The system then tries to rank the images in terms of how likely they are to be relevant to you—and thus, how likely you are to take a new action, such as liking the photo or following the account. These predictions are made using yet another analysis of your past behavior on Instagram—and then used to assign a numerical score to each image so the system can prioritize which images to show you. By this point, Instagram’s sea of millions of videos and photos is narrowed down to just a few dozen and personalized just for you. The app also makes an effort to declutter things further by blocking certain content; Instagram recently started “shadowbanning” overly spammy accounts, preventing their photos from appearing on the Explore tab.
One of the challenges of the Explore tab is striking a balance between personalization and serendipity.
“You may want a good amount of cat content, but don’t want the entire experience to be cats,” Amjadi says. “It’s not just replaying the same stuff to people, but also helping them broaden their horizons in a way that they might find interesting, too.”
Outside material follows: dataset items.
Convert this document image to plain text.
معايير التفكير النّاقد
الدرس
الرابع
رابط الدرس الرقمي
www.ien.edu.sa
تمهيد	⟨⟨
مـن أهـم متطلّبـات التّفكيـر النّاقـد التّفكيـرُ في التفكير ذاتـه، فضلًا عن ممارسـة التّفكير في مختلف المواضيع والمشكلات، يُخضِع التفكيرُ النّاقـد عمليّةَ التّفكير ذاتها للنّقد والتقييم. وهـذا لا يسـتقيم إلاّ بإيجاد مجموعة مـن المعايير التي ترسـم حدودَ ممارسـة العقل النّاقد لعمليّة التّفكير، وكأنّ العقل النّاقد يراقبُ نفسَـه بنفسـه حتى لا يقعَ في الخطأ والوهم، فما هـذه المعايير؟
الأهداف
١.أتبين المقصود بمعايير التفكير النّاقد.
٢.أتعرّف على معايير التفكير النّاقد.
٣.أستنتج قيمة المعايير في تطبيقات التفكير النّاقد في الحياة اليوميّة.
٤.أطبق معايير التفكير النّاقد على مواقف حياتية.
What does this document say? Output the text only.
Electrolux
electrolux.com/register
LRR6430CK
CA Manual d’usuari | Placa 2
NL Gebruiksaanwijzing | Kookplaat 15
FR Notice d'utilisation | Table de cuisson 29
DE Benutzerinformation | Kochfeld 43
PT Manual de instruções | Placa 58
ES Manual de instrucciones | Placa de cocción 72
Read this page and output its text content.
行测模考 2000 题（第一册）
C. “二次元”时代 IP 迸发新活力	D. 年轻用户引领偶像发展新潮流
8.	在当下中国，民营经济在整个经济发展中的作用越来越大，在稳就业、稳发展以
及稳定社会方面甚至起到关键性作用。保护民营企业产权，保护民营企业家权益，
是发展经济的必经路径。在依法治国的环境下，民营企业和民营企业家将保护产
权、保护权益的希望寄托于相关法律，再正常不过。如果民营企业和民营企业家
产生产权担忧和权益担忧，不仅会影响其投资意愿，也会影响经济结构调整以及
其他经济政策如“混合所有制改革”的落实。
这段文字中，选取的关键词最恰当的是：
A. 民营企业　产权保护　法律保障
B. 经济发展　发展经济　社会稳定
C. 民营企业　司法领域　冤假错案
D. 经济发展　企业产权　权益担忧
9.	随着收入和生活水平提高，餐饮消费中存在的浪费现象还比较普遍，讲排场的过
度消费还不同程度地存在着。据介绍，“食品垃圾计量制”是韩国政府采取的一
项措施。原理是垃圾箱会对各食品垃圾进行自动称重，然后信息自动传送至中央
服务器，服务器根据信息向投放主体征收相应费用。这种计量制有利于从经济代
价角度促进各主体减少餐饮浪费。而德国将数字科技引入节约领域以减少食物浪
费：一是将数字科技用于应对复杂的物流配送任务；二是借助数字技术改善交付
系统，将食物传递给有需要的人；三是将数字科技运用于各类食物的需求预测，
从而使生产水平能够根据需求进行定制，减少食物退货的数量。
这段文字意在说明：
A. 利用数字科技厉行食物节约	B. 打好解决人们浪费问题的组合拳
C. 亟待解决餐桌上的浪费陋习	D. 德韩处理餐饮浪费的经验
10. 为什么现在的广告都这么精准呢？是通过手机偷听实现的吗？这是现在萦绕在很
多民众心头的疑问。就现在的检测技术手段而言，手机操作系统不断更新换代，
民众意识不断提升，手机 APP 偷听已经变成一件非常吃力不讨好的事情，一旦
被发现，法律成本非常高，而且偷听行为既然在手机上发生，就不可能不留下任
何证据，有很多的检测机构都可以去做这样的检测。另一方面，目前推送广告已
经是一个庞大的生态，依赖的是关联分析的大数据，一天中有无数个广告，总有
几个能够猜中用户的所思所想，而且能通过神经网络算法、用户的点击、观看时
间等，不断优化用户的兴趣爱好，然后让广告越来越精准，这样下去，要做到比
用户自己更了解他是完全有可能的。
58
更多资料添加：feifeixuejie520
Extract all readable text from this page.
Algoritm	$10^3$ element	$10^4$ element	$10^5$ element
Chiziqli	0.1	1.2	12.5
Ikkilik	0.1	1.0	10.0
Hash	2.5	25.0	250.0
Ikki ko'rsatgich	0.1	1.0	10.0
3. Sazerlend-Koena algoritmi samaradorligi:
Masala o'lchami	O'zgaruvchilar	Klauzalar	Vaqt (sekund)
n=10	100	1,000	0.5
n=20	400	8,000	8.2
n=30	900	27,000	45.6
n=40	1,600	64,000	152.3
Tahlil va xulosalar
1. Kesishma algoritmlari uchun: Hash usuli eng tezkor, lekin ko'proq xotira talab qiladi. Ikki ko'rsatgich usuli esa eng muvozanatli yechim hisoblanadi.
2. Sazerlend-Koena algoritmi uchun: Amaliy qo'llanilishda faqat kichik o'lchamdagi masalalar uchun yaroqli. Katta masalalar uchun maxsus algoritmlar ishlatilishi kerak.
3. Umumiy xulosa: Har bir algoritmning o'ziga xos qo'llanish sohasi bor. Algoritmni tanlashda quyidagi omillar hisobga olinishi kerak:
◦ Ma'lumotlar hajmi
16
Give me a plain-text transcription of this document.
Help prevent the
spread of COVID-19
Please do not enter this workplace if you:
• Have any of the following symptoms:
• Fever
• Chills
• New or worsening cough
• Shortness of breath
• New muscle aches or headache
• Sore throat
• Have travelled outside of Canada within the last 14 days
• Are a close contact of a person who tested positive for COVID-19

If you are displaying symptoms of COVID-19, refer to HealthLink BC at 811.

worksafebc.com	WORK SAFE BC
Since Instagram’s 700 million users are spread out across the globe, the Explore page often surfaces things that may appeal to you, but also offers a peek into another culture elsewhere. Maybe you’re into garage rock, but you’ve never heard of this up-and-coming band from Australia that just played a gig in Sydney last night. Check them out. Or maybe you’re into makeup how-to’s, but have never seen eyeliner done quite the way that this teenager in São Paulo did it on her Instagram feed this morning.
The Explore tab has come a long way since Instagram first launched in 2010. Originally called Popular, this part of the app began as a showcase of the network’s most popular images at any given time. Not surprisingly, the experience got boring pretty fast. So the company started to try to personalize it in 2014, two years after Facebook purchased it. Explore, as it was now called, worked: In one early A/B experiment, the addition of personalization showed a 400% increase in engagement. The following year, the company added videos and trending tags, improved the search functionality, and put more of an emphasis on viewing images by location. Since then, they’ve swapped various features and tweaked details, all the while trying to improve the personalization quietly in the background.
“It’s always iterative,” says Amjadi. “People’s behavior changes. The ecosystem changes. The content being produced changes. Everything is changing, so you can’t just do this and let it sit.”